I think that most reporters are misreading the economics of open source, and I hope that changes. You see a lot of publicity for companies that put open source in a profit center, like MySQL. But for most companies, open source is operated in an IT cost center. Many open source developers are paid these days, but the majority are actually working for customer, not vendor, organizations. For those companies, open source is a way to distribute the cost and risk of developing non-business-differentiating software that they need to support their own operations, but which isn't particularly visible to their customers. Those folks are interesting because they don't have the problems with sustainability or conflict of interest that the open source vendors can have.
So, I think the currently underreported and future trend is the shift of the development of non-business-differentiating software within companies to open source. Consider that if you are an IT manager, you can directly help your company's bottom line if you move as much money as possible to developing the software that is customer-visible and provides your company with a business differentiator against its competitors. But where do you get the other 95 percent of the software in most companies, which isn't business-differentiating? You participate in open source communities to build it, and thus spread out the cost and risk with your partners in those communities. You can share the development with them without hurting your company, because the software isn't business-differentiating.
Does widespread adoption and commercialization of open source software create new challenges or pressures for open source projects?
A big problem facing many companies today is that they entirely depend on open source for their operations, and they haven't even begun to deal with that from a corporate policy perspective. I've met CEOs who haven't known they use open source at all, and then they have found out that all of their most critical projects depend on it.

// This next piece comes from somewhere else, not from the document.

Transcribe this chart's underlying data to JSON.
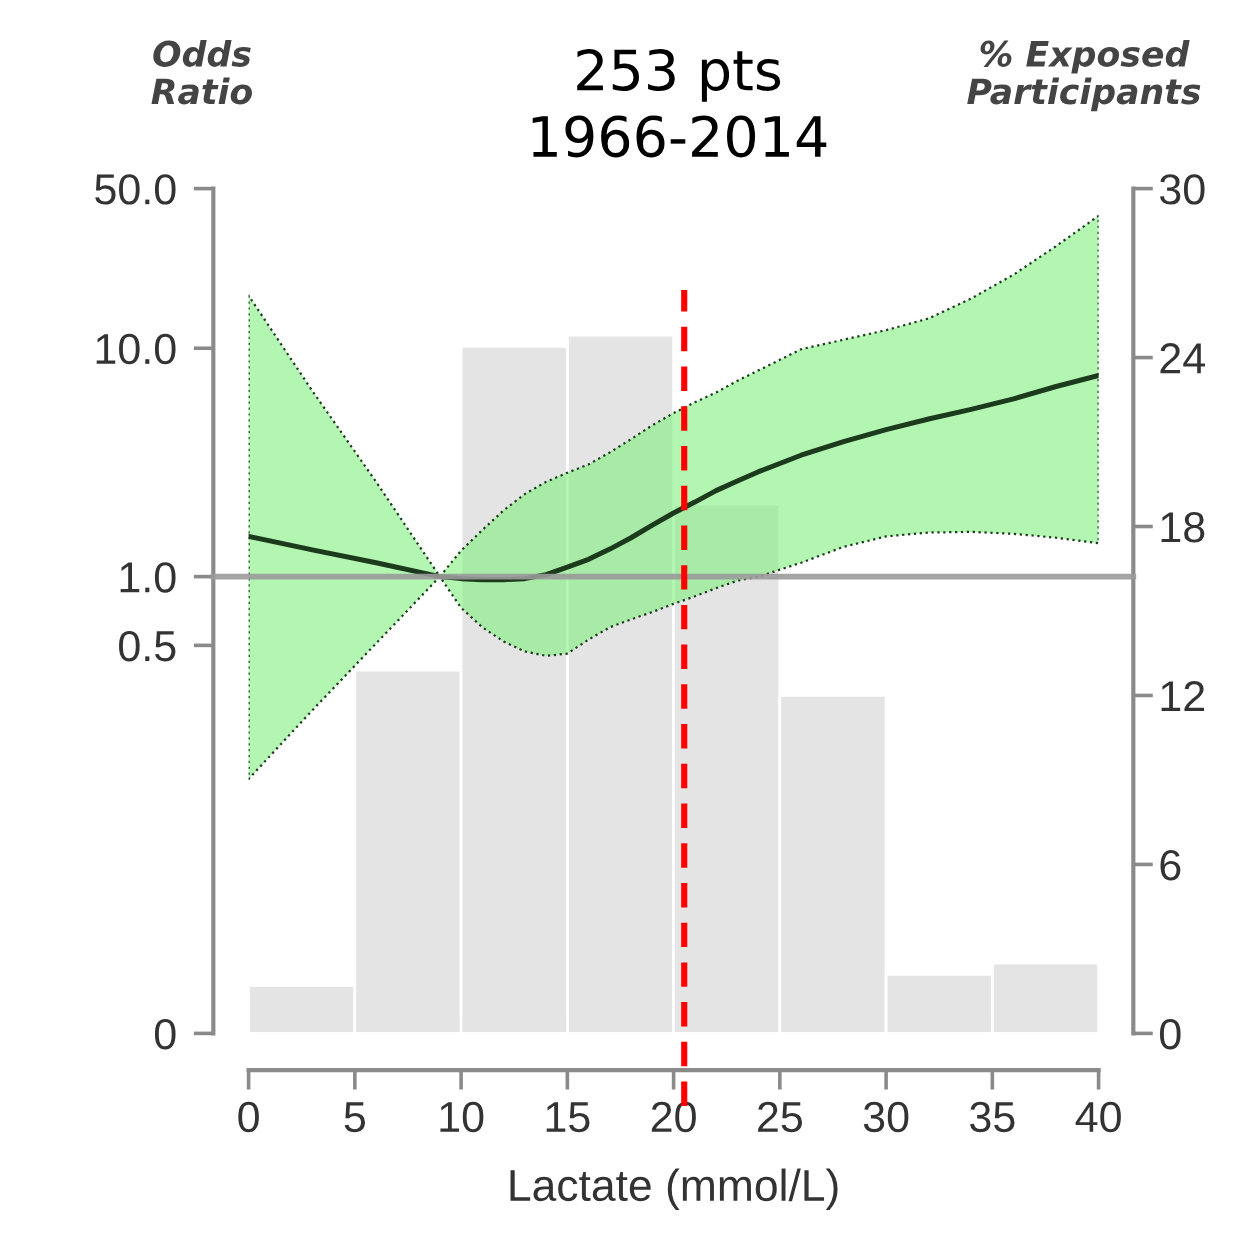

When I wrote the rules for approving open source licenses, I didn't think that we'd get such a gold rush of companies that there would be 70 such licenses today. Dealing with the combinations of those 70 is too complicated. I direct my customers to three licenses that are compatible with each other and that provide for most of the business purposes of releasing open source. That's all you need.
I think our next steps might not be in software. Today, Wikipedia is one of the world's largest content providers, and it's open content. What else can we do like that?
What are the next steps needed for open source as a software production methodology to reach the next level?
Well, we really are at the next step for a lot of software development. We define the best practices in software development today. After all, how many companies have software staff that are as motivated to work for them as the open source developers are motivated to make something that everybody shares?
Most proprietary software is written with the assumption that nobody's looking over the programmer's shoulder. With open source, the whole world is looking over the programmer's shoulder. Programmers write better code because they know that. Consider what happens today when a programmer is hired. How can any company tell much about the quality of their work? You can't get much good data out of their previous employer, if you can get any. But you can look at their open source code, and you can check out their interaction on the project's discussion lists and see if they are a team worker or a flamer. So, I think a lot of programmers realize today that their open source work is their resume. That's a big quality incentive.
But what would I like to see for a next step? I would like to aim high. See that Macintosh desktop? It's got great consistency, it treats the user pretty well. Can we beat it? I think it's possible, but it would take strong leadership and a dedicated team.
When I left Pixar in 1999, Steve Jobs still didn't believe that open source could produce a good GUI at all. Two years later, he introduced Safari, which was derived from open source GUI work, while standing in front of a slide that said "open source, We Love It." I guess I won that argument.